Home » Aviation, Breaking News » Tough year for airlines as cargo continues to contract

Global air cargo traffic was up slightly in September compared to the same month a year ago, but this hardly dented the overall downturn in volume expansion, according to the latest results released by the International Air Transport Association (IATA).

The minor 0.6 percent year-on-year growth posted for air cargo in September is less significant than the 0.6 percent fall in air freight volumes between August and September, which IATA said is more indicative of the trend.

This is the second notable month-on-month fall in airfreight growth in as many months, and has eroded the stability in volumes achieved earlier in 2012. Capacity was trimmed 0.6 percent compared to year-ago levels and strengthened the freight load factor slightly to 45.6 percent from 45.1 percent a year ago.

IATA said the introduction of new consumer products such as the iPhone 5 could offset some downward pressure from the weak business environment.

All the major regions experienced year-on-year declines. Asia-Pacific carriers saw a 1.6 percent decline in demand in September compared to the previous year. This is an improvement over August, when demand dropped 5.3 percent but is still no progress compared to a year ago. Capacity dropped 3 percent.

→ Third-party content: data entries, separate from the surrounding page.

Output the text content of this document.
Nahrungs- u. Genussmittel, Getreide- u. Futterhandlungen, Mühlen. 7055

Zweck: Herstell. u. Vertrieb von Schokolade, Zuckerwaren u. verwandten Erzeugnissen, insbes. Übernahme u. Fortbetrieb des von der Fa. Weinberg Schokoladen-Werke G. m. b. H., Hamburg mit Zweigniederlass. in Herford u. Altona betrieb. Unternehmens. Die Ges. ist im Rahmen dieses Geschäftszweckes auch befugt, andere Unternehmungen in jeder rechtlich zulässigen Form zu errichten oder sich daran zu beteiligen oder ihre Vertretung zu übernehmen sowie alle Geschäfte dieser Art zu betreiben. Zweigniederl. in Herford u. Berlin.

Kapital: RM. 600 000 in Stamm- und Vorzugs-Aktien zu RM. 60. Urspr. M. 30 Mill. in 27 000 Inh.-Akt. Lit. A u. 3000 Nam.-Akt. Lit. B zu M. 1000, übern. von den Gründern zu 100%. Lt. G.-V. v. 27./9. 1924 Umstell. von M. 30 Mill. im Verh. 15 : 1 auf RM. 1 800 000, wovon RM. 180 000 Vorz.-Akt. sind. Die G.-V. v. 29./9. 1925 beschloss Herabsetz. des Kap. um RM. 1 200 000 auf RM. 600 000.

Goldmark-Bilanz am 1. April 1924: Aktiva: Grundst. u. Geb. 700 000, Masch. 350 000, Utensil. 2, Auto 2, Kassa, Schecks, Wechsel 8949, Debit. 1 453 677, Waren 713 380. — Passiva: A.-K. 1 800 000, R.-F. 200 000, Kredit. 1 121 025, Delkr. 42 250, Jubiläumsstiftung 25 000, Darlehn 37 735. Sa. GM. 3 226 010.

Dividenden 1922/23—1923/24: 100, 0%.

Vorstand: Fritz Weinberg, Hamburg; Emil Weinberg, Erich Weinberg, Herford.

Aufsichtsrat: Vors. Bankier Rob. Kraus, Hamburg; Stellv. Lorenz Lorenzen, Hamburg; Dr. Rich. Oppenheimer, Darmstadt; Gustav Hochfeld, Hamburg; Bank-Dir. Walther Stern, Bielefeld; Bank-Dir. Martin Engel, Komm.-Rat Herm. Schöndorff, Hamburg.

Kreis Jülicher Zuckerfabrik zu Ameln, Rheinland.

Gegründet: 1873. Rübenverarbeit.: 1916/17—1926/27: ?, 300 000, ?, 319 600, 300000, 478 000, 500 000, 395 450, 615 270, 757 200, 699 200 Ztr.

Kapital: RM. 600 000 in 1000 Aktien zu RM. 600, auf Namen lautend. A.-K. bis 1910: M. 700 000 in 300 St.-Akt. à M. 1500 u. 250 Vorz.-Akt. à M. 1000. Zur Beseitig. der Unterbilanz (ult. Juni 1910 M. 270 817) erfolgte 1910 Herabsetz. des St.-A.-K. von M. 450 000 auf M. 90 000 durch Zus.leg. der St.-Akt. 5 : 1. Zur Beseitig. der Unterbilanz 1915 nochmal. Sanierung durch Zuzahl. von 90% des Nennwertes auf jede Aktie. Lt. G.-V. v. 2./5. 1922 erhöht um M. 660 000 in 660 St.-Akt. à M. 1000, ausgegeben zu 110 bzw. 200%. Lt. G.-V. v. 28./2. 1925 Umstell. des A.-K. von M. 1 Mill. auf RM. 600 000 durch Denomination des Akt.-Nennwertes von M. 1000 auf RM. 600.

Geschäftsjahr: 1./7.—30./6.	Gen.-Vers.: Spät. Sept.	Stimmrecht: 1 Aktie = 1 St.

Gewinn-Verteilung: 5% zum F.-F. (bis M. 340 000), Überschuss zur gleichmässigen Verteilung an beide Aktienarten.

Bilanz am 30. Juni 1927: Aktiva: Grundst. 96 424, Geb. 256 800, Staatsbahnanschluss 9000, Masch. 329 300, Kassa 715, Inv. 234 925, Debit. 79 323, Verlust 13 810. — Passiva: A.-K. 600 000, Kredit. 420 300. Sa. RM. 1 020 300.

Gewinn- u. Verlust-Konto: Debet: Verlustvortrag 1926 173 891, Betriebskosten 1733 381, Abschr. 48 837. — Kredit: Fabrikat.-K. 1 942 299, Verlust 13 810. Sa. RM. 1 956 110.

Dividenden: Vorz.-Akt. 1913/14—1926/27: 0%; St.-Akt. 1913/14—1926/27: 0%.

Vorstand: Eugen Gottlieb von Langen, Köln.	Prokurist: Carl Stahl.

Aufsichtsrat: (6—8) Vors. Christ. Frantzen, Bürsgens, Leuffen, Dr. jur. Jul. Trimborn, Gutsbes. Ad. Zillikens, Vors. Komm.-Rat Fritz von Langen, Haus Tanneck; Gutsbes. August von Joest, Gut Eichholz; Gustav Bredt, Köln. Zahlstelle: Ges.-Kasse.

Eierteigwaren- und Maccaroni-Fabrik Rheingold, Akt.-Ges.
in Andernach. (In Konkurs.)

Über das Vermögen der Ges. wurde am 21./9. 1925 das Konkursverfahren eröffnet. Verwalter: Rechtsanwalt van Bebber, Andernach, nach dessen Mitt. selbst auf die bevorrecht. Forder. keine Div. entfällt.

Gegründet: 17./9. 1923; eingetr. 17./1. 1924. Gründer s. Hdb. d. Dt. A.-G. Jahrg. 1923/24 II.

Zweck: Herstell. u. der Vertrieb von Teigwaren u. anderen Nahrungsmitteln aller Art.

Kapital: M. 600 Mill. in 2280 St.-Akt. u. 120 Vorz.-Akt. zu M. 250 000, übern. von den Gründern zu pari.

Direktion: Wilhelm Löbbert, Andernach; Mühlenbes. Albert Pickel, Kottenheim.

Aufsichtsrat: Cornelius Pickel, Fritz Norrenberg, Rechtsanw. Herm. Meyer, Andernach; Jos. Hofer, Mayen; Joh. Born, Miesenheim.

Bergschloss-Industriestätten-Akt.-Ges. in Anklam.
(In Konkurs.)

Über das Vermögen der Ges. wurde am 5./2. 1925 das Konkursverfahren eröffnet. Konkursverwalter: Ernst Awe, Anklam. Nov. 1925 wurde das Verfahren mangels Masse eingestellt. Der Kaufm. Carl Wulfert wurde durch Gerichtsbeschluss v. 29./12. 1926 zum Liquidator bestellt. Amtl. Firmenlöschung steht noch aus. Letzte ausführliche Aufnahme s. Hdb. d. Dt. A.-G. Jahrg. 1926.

North American airlines had a 1.1 percent drop in demand against a 3.1 percent drop in capacity. The load factor climbed 0.7 percentage points to 35.2 percent.

European airlines had a 0.4 percent decline in traffic, but capacity climbed 1.2 percent and the load factor dropped 0.7 percentage points to 45.6 percent.

Middle Eastern carriers had a 16.3 percent rise in traffic on a 6.9 percent rise in capacity, pushing up the load factor 3.8 percentage points to 46.1 percent.

Latin American airlines’ demand slipped 1.6 percent while capacity jumped 9 percent, resulting in a load factor of 37.8 percent, down 4.1 percentage points.

African carriers saw a 4.1 percent rise in demand with capacity up 1.4 percent, raising the load factor 0.6 percentage points to 24.1 percent, the lowest for any region.

Tony Tyler, IATA’s director general and CEO, forecast stronger headwinds ahead: “Putting regional diversity aside, the fact that airlines are making any money at all with weak markets and high fuel prices is a tribute to their strong business performance … Even with that, airlines are expected to eke out a global net profit margin of only 0.6%. It’s a tough year.”